Bolzano, ville assez bien bâtie est dans une riche vallée qui, dans la belle saison, doit offrir par ses vignes arrangées en berceau, un coup d’œil charmant. L'Adige qui arrose les murs de la ville rend le spectacle plus beau, mais en hiver, comme nous sommes, des montagnes escarpées couvertes de neige, bordant ce joli endroit font regretter l'Italie, (non pas Udine) ; on se chauffe bien, il est vrai ; des poêles qui ressemblent à des cénotaphes et qui brûlent du matin au soir, font oublier dans les murs la rigueur du froid. J’ai passé subitement, encore moins que votre frère qui voyageait en poste, j'ai passé, dis-je, du tempéré au froid rigoureux qui m'a été bien sensible, aussi mes chaussettes ont été étrennées.

J'ai vu reparaître la tabatière, mais bien celle que je vous croyais, j'ai cru d'abord à la parenté, mais je me suis convaincu du contraire, c'est la même ; et quoiqu'en dise Aristote et la docte cabale le tabac est divin.

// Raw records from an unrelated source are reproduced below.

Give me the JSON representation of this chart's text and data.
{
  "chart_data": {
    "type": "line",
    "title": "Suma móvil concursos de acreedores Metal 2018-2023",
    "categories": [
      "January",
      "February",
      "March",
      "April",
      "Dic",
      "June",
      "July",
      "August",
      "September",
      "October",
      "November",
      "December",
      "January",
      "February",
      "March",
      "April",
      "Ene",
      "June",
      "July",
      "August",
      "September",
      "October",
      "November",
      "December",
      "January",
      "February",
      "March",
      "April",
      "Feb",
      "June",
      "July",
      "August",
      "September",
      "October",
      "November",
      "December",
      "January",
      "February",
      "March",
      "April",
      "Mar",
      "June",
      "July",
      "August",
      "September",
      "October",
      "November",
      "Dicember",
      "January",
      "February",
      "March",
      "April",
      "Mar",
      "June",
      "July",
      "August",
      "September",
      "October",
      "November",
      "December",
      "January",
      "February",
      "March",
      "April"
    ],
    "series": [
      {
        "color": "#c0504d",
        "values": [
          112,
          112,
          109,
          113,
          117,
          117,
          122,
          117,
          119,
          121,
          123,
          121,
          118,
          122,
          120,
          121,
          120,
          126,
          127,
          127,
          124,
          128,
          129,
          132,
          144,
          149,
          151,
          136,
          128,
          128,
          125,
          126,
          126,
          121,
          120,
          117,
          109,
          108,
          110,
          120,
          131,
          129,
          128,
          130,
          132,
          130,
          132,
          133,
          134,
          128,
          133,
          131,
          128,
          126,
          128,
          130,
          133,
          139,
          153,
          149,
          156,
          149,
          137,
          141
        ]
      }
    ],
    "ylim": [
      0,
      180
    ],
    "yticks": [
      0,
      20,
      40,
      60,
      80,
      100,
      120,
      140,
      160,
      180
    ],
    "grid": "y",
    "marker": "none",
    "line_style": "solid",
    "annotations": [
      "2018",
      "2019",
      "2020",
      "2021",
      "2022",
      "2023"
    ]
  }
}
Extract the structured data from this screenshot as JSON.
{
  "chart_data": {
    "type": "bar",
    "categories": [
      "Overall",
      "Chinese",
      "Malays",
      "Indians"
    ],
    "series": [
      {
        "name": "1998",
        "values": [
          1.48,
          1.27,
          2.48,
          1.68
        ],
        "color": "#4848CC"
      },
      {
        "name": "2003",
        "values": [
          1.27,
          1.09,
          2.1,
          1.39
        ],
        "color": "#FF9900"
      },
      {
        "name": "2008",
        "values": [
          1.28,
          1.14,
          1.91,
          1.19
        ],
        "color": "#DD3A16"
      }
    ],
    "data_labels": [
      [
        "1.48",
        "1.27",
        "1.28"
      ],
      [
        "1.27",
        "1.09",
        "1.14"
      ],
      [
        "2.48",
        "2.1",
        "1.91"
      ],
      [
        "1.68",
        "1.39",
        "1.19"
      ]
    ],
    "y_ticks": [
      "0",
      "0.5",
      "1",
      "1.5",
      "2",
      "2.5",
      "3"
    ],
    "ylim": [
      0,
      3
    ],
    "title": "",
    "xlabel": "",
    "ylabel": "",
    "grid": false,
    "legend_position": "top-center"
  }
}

Adieu, mon cher ami, assez pour cette fois. A-t-on écrit à LEBLANC, je l'ignore ; on a dit à quelqu'un que je connais, qu'il était en route. Je ne croirai le tout que quand je l'embrasserai.

Je vous renouvelle, mon cher Monsieur, mes sentiments d'amitié. Ecrivez-moi, je vous prie, vous pouvez compter sur mon exactitude. Nous nous portons tous bien. Dites m'en autant de vous ; vous ne pourrez faire plus de plaisir

à votre affectionné ami

Signé COGNIARD

 

Adresse :

A Monsieur                            

Monsieur HUARD LECOINTE

chez M. B. VALLIENNE rue Barbet n° 10

                                               Paris

 

 

Les renseignements de cette page et en particulier la lettre précédente, proviennent des 306 documents du fonds HUARD - BARBOT (document n° 268), de la consultation des dossiers du capitaine Nicolas (Noël) COGNIARD (2Ye 860 1/2), du capitaine Marie Thomas HAREL (2Ye 1933 1/2), du capitaine Jean-François LEGROS (2Ye 2446 1/2) et de celle du 42e régiment d'infanterie de ligne (2Yb264) au Service Historique de la Défense au Château de Vincennes.